A type of chronic blood cancer called myeloproliferative neoplasms (MPN) can often be present in patients in a relatively benign state for years. Some patients require treatment, while others can undergo a period watchful waiting without treatment. However, in a small subset of these patients, this slower paced disease can transform into a very aggressive cancer called secondary acute myeloid leukemia (sAML). Little is known about this transformation, and there are few effective treatment options for patients who develop this more aggressive form of blood cancer.
But new research published in the journal Nature Cancer by investigators at Washington University School of Medicine reveals an important transition point in the change from chronic to aggressive cancer. Further, they have shown that blocking a key molecule in the transition pathway in mouse models of the disease prevented this transition, a finding that could suggest new treatments for this form of leukemia.
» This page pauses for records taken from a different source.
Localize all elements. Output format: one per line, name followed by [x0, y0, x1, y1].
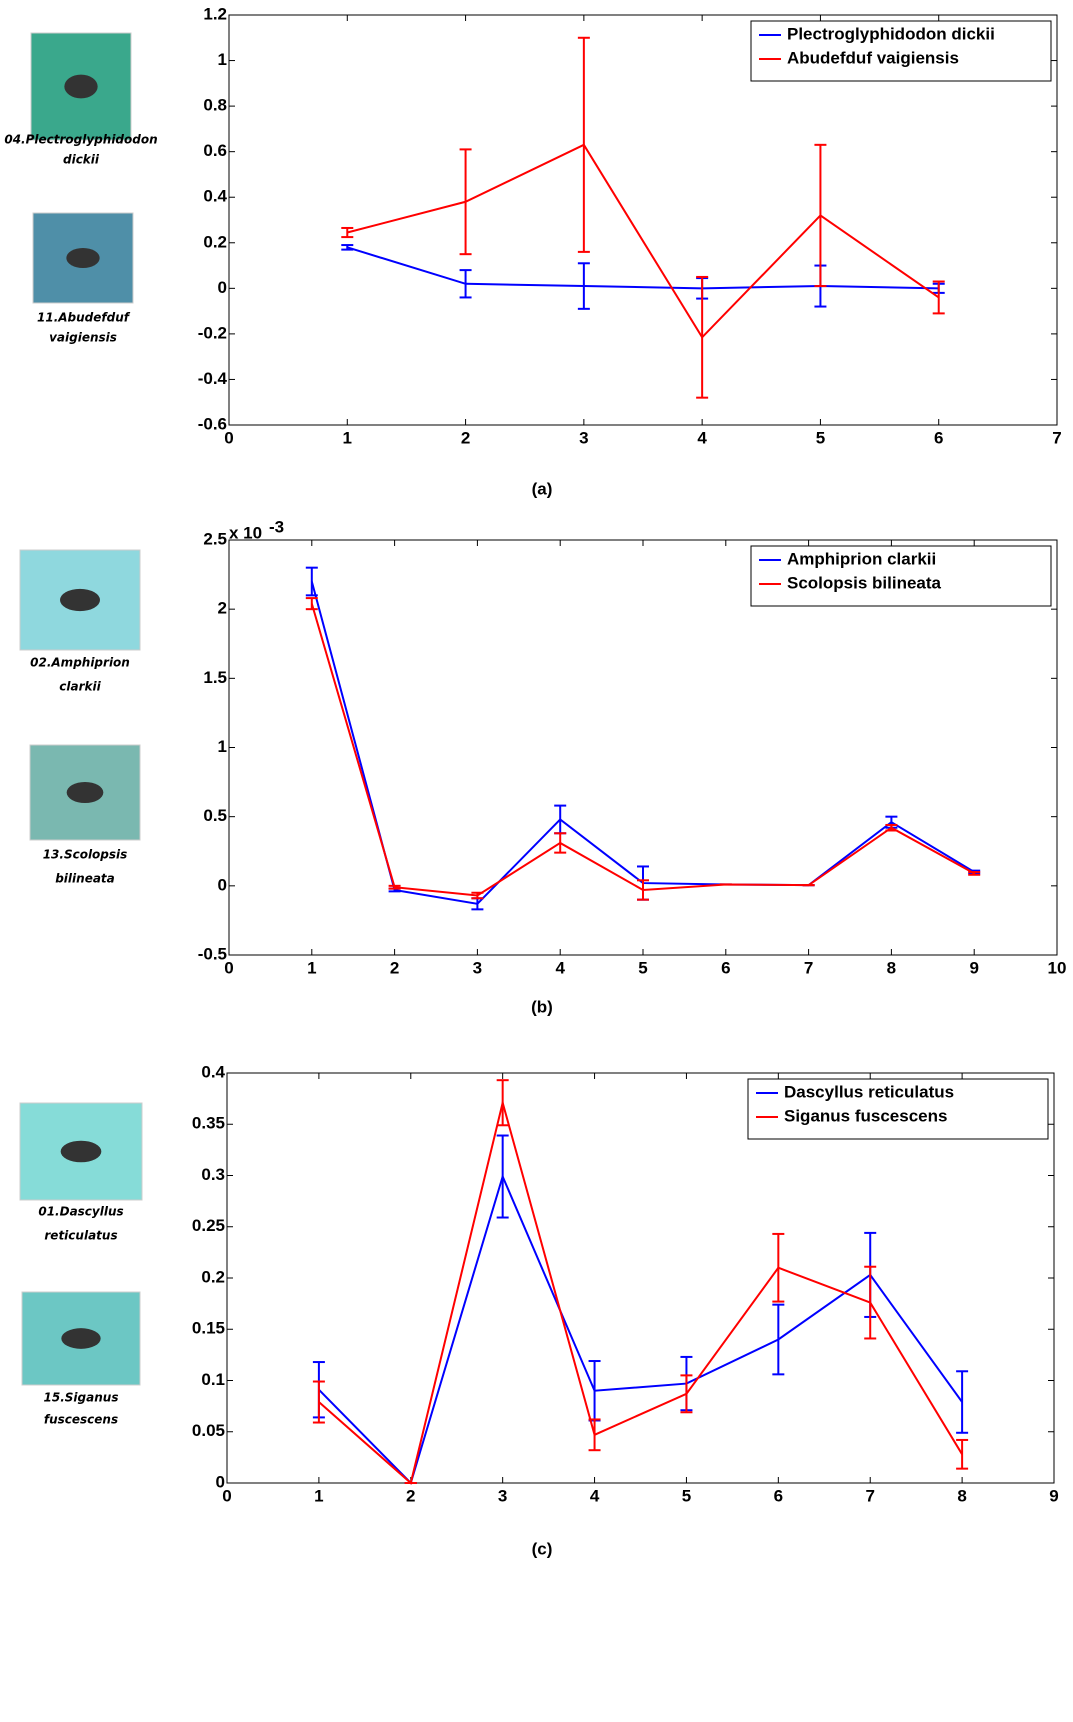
x-tick-label: 8	[887, 958, 896, 977]
y-tick-label: 0.5	[203, 806, 227, 825]
y-tick-label: 1	[218, 737, 227, 756]
y-tick-label: 1.5	[203, 668, 227, 687]
fish-icon	[66, 248, 99, 268]
y-tick-label: 0.05	[192, 1421, 225, 1440]
y-tick-label: 0.6	[203, 141, 227, 160]
y-multiplier-exponent: -3	[269, 517, 284, 536]
x-tick-label: 0	[222, 1486, 231, 1505]
thumbnail-caption: 15.Siganus	[44, 1391, 119, 1405]
y-tick-label: 2	[218, 599, 227, 618]
fish-icon	[60, 589, 100, 611]
x-tick-label: 3	[579, 428, 588, 447]
thumbnail-caption: reticulatus	[44, 1229, 117, 1243]
thumbnail-caption: vaigiensis	[49, 331, 117, 345]
x-tick-label: 4	[697, 428, 707, 447]
fish-icon	[64, 75, 97, 99]
y-tick-label: -0.2	[198, 323, 227, 342]
x-tick-label: 0	[224, 428, 233, 447]
y-tick-label: 0.2	[201, 1267, 225, 1286]
thumbnail-caption: 02.Amphiprion	[30, 656, 130, 670]
x-tick-label: 4	[590, 1486, 600, 1505]
thumbnail-caption: 13.Scolopsis	[43, 848, 128, 862]
x-tick-label: 1	[314, 1486, 323, 1505]
thumbnail-caption: clarkii	[59, 680, 101, 694]
x-tick-label: 8	[957, 1486, 966, 1505]
thumbnail-caption: fuscescens	[44, 1413, 118, 1427]
thumbnail-caption: 01.Dascyllus	[38, 1205, 123, 1219]
x-tick-label: 3	[498, 1486, 507, 1505]
y-tick-label: -0.4	[198, 369, 228, 388]
y-tick-label: 0	[218, 278, 227, 297]
y-tick-label: 0.35	[192, 1114, 225, 1133]
y-tick-label: 0	[218, 875, 227, 894]
x-tick-label: 9	[1049, 1486, 1058, 1505]
y-tick-label: 0.25	[192, 1216, 225, 1235]
legend-label: Plectroglyphidodon dickii	[787, 24, 995, 43]
panel-label: (b)	[531, 997, 553, 1016]
x-tick-label: 0	[224, 958, 233, 977]
panel-label: (a)	[532, 479, 553, 498]
thumbnail-caption: dickii	[63, 153, 100, 167]
y-tick-label: 0.1	[201, 1370, 225, 1389]
x-tick-label: 2	[406, 1486, 415, 1505]
thumbnail-caption: 11.Abudefduf	[37, 311, 131, 325]
y-tick-label: -0.6	[198, 414, 227, 433]
y-tick-label: 0.3	[201, 1165, 225, 1184]
x-tick-label: 1	[307, 958, 316, 977]
x-tick-label: 6	[934, 428, 943, 447]
x-tick-label: 5	[638, 958, 647, 977]
x-tick-label: 7	[865, 1486, 874, 1505]
fish-icon	[61, 1328, 100, 1349]
x-tick-label: 6	[721, 958, 730, 977]
y-tick-label: -0.5	[198, 944, 227, 963]
fish-icon	[61, 1141, 102, 1163]
x-tick-label: 10	[1048, 958, 1067, 977]
fish-icon	[67, 782, 104, 803]
x-tick-label: 9	[969, 958, 978, 977]
figure: 04.Plectroglyphidodon dickii 11.Abudefduf v…	[0, 0, 1073, 1717]
legend-label: Siganus fuscescens	[784, 1106, 947, 1125]
legend-label: Scolopsis bilineata	[787, 573, 942, 592]
legend-label: Amphiprion clarkii	[787, 549, 936, 568]
x-tick-label: 3	[473, 958, 482, 977]
y-tick-label: 0.15	[192, 1319, 225, 1338]
x-tick-label: 5	[682, 1486, 691, 1505]
y-tick-label: 1	[218, 50, 227, 69]
panel-label: (c)	[532, 1539, 553, 1558]
y-tick-label: 0.4	[203, 187, 227, 206]
thumbnail-caption: 04.Plectroglyphidodon	[4, 133, 157, 147]
legend-label: Dascyllus reticulatus	[784, 1082, 954, 1101]
x-tick-label: 2	[461, 428, 470, 447]
y-tick-label: 0.8	[203, 96, 227, 115]
x-tick-label: 5	[816, 428, 825, 447]
x-tick-label: 4	[555, 958, 565, 977]
x-tick-label: 2	[390, 958, 399, 977]
legend-label: Abudefduf vaigiensis	[787, 48, 959, 67]
y-multiplier: x 10	[229, 523, 262, 542]
x-tick-label: 6	[774, 1486, 783, 1505]
thumbnail-caption: bilineata	[55, 872, 115, 886]
y-tick-label: 0.2	[203, 232, 227, 251]
x-tick-label: 7	[1052, 428, 1061, 447]
x-tick-label: 1	[343, 428, 352, 447]
y-tick-label: 0.4	[201, 1062, 225, 1081]
y-tick-label: 2.5	[203, 529, 227, 548]
x-tick-label: 7	[804, 958, 813, 977]
y-tick-label: 1.2	[203, 4, 227, 23]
“Secondary acute myeloid leukemia has a grim prognosis,” said senior author Stephen T. Oh, MD, PhD, an associate professor of medicine and co-director of the Division of Hematology at the School of Medicine. “Almost every patient who develops acute leukemia after a history of myeloproliferative neoplasms will die from the disease. Therefore, a major focus of our research is to better understand this conversion from chronic to aggressive disease and to develop better therapies and, hopefully, prevention strategies for these patients.”
According to the new research, the key inhibiting molecule called DUSP6, plays an important role in overcoming the resistance sAML often develops in response to treatment with drugs called JAK2 inhibitors. These drugs are anti-inflammatory inhibitors that are also used to treat rheumatoid arthritis.
“These patients are commonly treated with JAK2 inhibitors, but their disease progresses despite that therapy, so we’re also trying to identify how the disease is able to worsen even in the setting of JAK2 inhibition,” noted Oh.
The researchers performed single-cell RNA sequencing on serial MPN and sAML patient stem and progenitor cells in order to identify aberrantly increased expression of DUSP6 both during the slow chronic phase and after the disease had transformed into the aggressive form while patients were taking JAK2 inhibitors. DUSP6 stood out as highly expressed in the 40 patients whose tumors were analyzed.
To examine potential treatment for sAML the investigators deleted the DUSP6 gene prevented the transition to aggressive disease in mice with models of this cancer. The researchers also tested a drug compound that inhibits DUSP6 and found that the compound, which is only available for animal research, stopped progression of the chronic disease to the aggressive disease in two different mouse models of the cancer and in mice with human tumors sampled from patients. Reducing DUSP6 levels both genetically and with a drug also reduced inflammation in these models.
Since the drug that inhibits DUSP6 is not available for human clinical trials, Oh and his colleagues are interested in exploring treatments that inhibit another molecule that they found is activated downstream of DUSP6 and that they showed is also required to perpetuate the negative effects of DUSP6. There are drugs in clinical trials that inhibit this downstream molecule, known as RSK1. Oh’s team is interested in investigating these drugs for their potential to block the dangerous transition from chronic to aggressive disease and address resistance to JAK2 inhibition.
“A future clinical trial might enroll myeloproliferative neoplasm patients who are taking JAK2 inhibitors and, despite that, show evidence of their disease worsening,” Oh said. “At that point, we might add the type of RSK inhibitor that’s now in trials to their therapy to see if that helps block progression of the disease into an aggressive secondary acute myeloid leukemia. A newly developed RKS inhibitor is in phase 1 clinical trials for patients with breast cancer, so we’re hopeful our work provides a promising foundation for developing a new treatment strategy for patients with this chronic blood cancer.”